Кулямба была такой живой, что больше напоминала зеленую змею, медленно выползавшую из норы, или щупальце осьминога. Глазом можно было не только констатировать, что изменение уже произошло, но наблюдать сам момент движения, словно перед Владимиром стереовидение показывало ускоренный в сотни раз, отснятый на пленку процесс роста обычного дерева.

– А у нас всякая легенда – не сказка, а быль, – грустно как-то ответила Лея, обняв Владимира за талию.

– Да уж, хорош братец, – сказал Володя.

– Наверно, он просто не сообразил, что если он любит свою жену, то должен быть не около нее, но возле кулямбы.

– Да нет, я не про него, – возразил Володя. – Я про его братца. Что он, не мог помочь своему родному брату продержаться зимой и спокойно смотрел, как тот мучается, ест детей, жену, а затем умирает от голода?

В этот миг листочек развернулся в полный разворот, выставив свою пушистую круглую ладошку навстречу такому по-земному теплому сейчас солнышку. На улице было вовсе не холодно – возможно, градусов 10 выше нуля.

– Об этом я как-то не подумала, – отозвалась Лея, – когда мне мама расказывала эту историю, я была совсем еще маленькой, а мама осуждала другого брата.

Лея, сказав, что сейчас для прогулки Володя должен одеться намного легче, чтобы не вызывать подозрений, отвела мужа домой и выдала ему штаны чуть ниже колена и просторную рубашку с коротким рукавом. И особенно настояла, чтобы он не поддевал под нее футболку или майку, чтоб его не приняли за силлурианца.

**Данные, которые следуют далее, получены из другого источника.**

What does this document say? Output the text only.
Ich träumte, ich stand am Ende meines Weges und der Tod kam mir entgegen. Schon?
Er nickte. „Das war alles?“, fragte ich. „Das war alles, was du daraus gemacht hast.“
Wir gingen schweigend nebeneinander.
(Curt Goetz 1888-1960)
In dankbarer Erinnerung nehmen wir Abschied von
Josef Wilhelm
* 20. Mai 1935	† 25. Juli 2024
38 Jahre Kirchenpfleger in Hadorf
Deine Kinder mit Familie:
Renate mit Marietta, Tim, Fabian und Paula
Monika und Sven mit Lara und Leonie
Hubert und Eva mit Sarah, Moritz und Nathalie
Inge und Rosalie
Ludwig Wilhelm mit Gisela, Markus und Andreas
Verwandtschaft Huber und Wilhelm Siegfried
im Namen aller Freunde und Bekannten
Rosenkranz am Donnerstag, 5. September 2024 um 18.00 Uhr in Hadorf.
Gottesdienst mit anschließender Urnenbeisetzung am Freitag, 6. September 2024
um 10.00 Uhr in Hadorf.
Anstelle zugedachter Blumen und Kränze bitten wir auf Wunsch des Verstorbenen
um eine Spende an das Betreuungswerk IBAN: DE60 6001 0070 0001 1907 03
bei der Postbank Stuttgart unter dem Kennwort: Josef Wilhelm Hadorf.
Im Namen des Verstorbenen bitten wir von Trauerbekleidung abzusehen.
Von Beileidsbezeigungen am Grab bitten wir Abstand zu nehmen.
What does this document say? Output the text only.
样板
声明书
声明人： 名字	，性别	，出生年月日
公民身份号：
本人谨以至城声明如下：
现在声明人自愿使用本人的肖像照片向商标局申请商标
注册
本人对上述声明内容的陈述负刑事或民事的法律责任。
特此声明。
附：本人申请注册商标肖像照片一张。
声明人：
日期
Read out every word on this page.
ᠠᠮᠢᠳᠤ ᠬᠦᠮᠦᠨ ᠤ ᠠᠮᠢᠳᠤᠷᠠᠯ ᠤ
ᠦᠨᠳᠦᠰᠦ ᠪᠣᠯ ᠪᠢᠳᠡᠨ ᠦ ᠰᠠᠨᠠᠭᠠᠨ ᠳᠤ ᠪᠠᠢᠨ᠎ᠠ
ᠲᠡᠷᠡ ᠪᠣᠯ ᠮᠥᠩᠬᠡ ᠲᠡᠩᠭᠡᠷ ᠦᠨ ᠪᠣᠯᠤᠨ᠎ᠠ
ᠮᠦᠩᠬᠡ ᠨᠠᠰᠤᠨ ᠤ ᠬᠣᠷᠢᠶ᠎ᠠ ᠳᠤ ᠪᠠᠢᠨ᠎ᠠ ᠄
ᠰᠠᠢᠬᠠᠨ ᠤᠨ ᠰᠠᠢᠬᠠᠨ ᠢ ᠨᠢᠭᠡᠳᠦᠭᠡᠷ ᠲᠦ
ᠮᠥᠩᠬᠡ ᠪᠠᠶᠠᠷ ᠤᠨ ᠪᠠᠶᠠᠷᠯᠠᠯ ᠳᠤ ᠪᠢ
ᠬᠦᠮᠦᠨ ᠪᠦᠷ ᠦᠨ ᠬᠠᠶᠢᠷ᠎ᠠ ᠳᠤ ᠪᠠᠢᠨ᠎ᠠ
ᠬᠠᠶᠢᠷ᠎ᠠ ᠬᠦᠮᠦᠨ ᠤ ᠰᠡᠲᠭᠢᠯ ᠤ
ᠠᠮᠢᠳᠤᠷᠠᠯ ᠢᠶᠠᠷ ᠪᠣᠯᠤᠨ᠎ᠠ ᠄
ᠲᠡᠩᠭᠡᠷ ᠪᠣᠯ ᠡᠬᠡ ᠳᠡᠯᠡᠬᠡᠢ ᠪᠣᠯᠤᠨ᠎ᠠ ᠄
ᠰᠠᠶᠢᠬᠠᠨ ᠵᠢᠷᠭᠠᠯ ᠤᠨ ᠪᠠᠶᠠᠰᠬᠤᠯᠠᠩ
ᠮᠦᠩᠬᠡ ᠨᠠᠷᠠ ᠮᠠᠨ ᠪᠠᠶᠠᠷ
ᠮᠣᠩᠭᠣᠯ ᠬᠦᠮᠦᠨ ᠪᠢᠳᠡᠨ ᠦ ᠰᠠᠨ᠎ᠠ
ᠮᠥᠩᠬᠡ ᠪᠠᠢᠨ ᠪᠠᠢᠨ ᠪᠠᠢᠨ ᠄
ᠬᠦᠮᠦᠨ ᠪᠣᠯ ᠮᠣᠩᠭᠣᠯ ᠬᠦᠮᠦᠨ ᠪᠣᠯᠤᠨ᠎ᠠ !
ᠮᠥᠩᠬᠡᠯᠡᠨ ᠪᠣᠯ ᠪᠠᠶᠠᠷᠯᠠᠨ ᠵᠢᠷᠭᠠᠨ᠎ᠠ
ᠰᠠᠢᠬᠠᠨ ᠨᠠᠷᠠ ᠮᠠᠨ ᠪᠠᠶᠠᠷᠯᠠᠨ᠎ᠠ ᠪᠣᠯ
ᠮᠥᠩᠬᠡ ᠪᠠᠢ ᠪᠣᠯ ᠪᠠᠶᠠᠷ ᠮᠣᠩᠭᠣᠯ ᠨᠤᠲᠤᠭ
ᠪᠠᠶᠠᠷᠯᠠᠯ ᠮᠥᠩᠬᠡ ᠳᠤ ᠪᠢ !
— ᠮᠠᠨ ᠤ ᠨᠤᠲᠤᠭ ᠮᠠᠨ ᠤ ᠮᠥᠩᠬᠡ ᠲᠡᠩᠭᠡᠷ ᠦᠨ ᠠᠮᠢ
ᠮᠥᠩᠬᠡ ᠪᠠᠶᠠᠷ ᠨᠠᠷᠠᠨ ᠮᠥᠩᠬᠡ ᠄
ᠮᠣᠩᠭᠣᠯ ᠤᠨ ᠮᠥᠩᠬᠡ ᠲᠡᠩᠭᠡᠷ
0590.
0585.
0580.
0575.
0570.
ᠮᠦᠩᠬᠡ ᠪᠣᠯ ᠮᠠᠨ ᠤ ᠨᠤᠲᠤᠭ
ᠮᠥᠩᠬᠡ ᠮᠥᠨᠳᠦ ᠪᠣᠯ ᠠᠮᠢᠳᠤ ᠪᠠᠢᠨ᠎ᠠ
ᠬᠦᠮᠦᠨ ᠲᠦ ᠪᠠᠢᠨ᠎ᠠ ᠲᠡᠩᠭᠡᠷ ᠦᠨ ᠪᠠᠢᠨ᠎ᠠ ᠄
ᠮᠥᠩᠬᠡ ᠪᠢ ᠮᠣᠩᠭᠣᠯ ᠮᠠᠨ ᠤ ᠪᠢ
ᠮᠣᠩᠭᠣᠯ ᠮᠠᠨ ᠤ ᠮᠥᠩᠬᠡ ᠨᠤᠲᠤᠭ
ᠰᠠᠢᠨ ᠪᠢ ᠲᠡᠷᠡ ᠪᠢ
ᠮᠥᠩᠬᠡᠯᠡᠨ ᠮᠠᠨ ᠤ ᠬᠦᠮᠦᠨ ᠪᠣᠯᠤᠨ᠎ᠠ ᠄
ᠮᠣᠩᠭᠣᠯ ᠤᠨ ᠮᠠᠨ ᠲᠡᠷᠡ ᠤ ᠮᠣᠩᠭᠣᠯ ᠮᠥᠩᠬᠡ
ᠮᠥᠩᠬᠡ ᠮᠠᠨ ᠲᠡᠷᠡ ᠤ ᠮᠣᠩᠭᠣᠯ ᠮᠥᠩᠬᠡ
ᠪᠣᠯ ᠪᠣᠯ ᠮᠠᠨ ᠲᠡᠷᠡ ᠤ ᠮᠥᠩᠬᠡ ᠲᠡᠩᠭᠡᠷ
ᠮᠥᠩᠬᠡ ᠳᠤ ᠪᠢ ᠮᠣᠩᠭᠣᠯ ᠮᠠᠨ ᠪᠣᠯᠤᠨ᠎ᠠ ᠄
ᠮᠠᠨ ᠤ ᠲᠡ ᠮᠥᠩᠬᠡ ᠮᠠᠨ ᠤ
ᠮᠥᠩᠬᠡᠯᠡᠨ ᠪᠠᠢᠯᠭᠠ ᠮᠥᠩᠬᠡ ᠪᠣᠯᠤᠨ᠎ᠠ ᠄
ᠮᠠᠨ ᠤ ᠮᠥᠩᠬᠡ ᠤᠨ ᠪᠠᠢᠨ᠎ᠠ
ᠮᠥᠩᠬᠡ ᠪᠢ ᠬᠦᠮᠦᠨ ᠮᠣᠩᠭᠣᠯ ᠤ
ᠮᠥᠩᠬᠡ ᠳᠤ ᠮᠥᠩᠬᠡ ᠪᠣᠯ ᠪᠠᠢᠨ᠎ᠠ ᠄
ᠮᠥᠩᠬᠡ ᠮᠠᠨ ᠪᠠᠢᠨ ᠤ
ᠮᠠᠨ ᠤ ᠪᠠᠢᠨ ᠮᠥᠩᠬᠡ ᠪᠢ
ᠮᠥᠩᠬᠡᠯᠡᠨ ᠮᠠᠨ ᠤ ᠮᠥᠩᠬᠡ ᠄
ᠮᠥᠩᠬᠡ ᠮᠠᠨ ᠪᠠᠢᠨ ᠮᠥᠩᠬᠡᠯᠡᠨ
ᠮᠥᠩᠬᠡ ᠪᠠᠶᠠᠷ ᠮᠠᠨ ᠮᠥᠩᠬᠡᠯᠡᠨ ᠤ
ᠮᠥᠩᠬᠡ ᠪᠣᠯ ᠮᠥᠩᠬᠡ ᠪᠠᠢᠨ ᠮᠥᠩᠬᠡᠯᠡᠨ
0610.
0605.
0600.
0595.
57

Впрочем, Владимир, выходя с Леей со двора, не испытывал особого холода – лучи солнца были почти жаркими, воздух – сухим, ветра же не было вообще. Молодые люди сперва путешествовали пешком – снеголеты не зря носили свое название, они могли летать именно над снегом, и 11 месяцев из 12 (а на Анданоре год также делили на 12 частей) это всех устраивало.

Впрочем, Володя даже рад был размять ноги в пешей прогулке. Владимир и Лея захватили летучие диски с собой; они добрались до трассы быстрым шагом, чтобы Володя не замерз, а над белоснежной дорогой, словно сделанной из пенопласта, летать можно было в любое время года. Снега и почвы сейчас было почти поровну – в жарких лучах светила сугробы стремительно таяли, ухитряясь при этом оставаться белыми. “Видимо, проблемы с чистотой воздуха на Анданоре не существует”, – подумалось Володе. Да уж, тут было не так много кислорода, чтобы еще и загрязнять чем-либо едва пригодный для дыхания воздух. Сейчас, когда они шли быстро, Владимир испытывал отчетливые проблемы с дыханием, как высоко в горах.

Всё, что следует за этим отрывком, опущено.